In short, probably not, however consultancy group Mckinsey estimates around 22-35% of jobs carried out by lawyers could be automated. Potentially freeing up nearly a 1/3 of a lawyers time.
To paraphrase what Simon Davies (President of The Law Society, and Partner at Cliffford Chance) said at the recent Legal Geek event - If your job can be done by a robot, or if you work like a robot, you probably should be replaced by a robot. My take away from this was - automate when possible it's more resource-efficient.
However there is always going to be a need for personal connection, and (for now) only people can do face to face meetings and be empathetic or understanding. Simon used an analogy of a swan when stating the need to strike a balance and mix the two to get the best result. The modern client wants a personal relationship with an individual lawyer - this is the swan above the water. But they also want to know the swan is being powered along, underneath the waterline by frantic feet, this is the mechanics of automation, AI or whatever it may be doing the leg work and supporting the lawyer to execute their role.
It is clear legal services must adapt and become more efficient if they wish to survive.
At Passle we are helping to drive efficiency in law firms around authentic content creation. In essence, our secret sauce is we've created a platform that helps busy, time-poor experts (ie Lawyers) build their individual and company brand.

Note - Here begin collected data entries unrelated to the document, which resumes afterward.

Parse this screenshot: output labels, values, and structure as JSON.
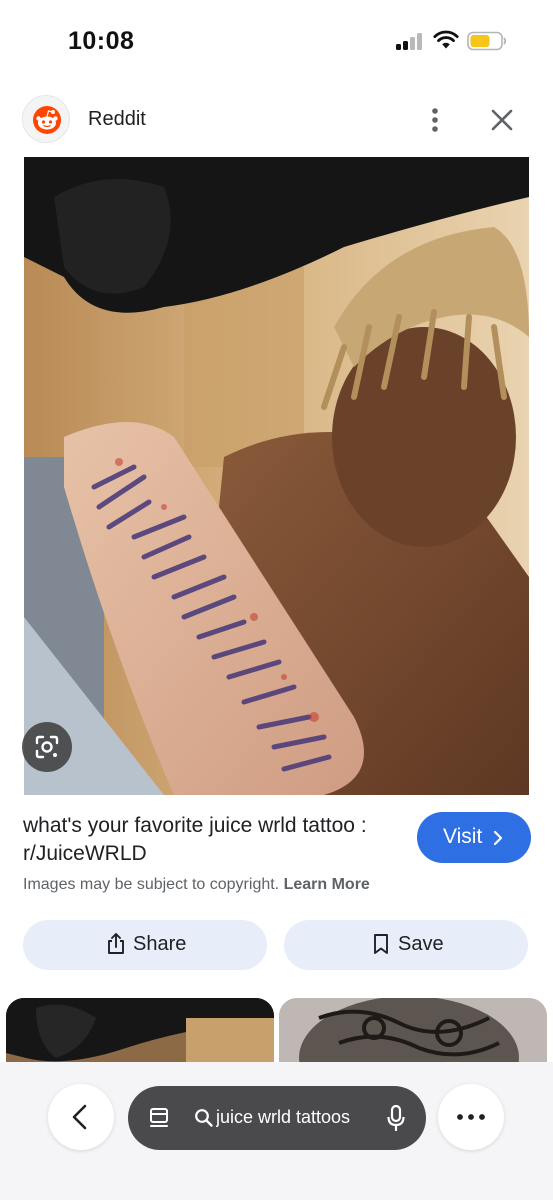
{
  "status_bar": {
    "time": "10:08",
    "signal_icon": "cellular-signal-icon",
    "wifi_icon": "wifi-icon",
    "battery_icon": "battery-low-power-icon",
    "battery_color": "#f5c518"
  },
  "header": {
    "site_name": "Reddit",
    "logo_icon": "reddit-logo-icon",
    "logo_color": "#ff4500",
    "more_icon": "more-vertical-icon",
    "close_icon": "close-icon"
  },
  "image": {
    "visual_search_icon": "camera-lens-icon"
  },
  "result": {
    "title": "what's your favorite juice wrld tattoo : r/JuiceWRLD",
    "visit_label": "Visit",
    "copyright_text": "Images may be subject to copyright.",
    "learn_more_label": "Learn More"
  },
  "actions": {
    "share_label": "Share",
    "share_icon": "share-icon",
    "save_label": "Save",
    "save_icon": "bookmark-icon"
  },
  "bottom_bar": {
    "back_icon": "chevron-left-icon",
    "tabs_icon": "tabs-icon",
    "search_icon": "search-icon",
    "search_text": "juice wrld tattoos",
    "mic_icon": "microphone-icon",
    "menu_icon": "more-horizontal-icon"
  },
  "colors": {
    "accent": "#2f6fe4",
    "action_bg": "#e8eef9",
    "pill_bg": "#4a4a4c"
  }
}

After years of being behind the pace on technology, the legal profession is catching up. According to a 2018 survey of law firms by PwC, the 10 largest firms with headquarters in the UK all say that technology is the most significant challenge facing the industry in 2019-2020. The priority being given to technology is the result of clients demanding more services for less money, the encroachment into legal affairs by the Big Four accountancy firms and competition from nimble providers offering alternative legal services.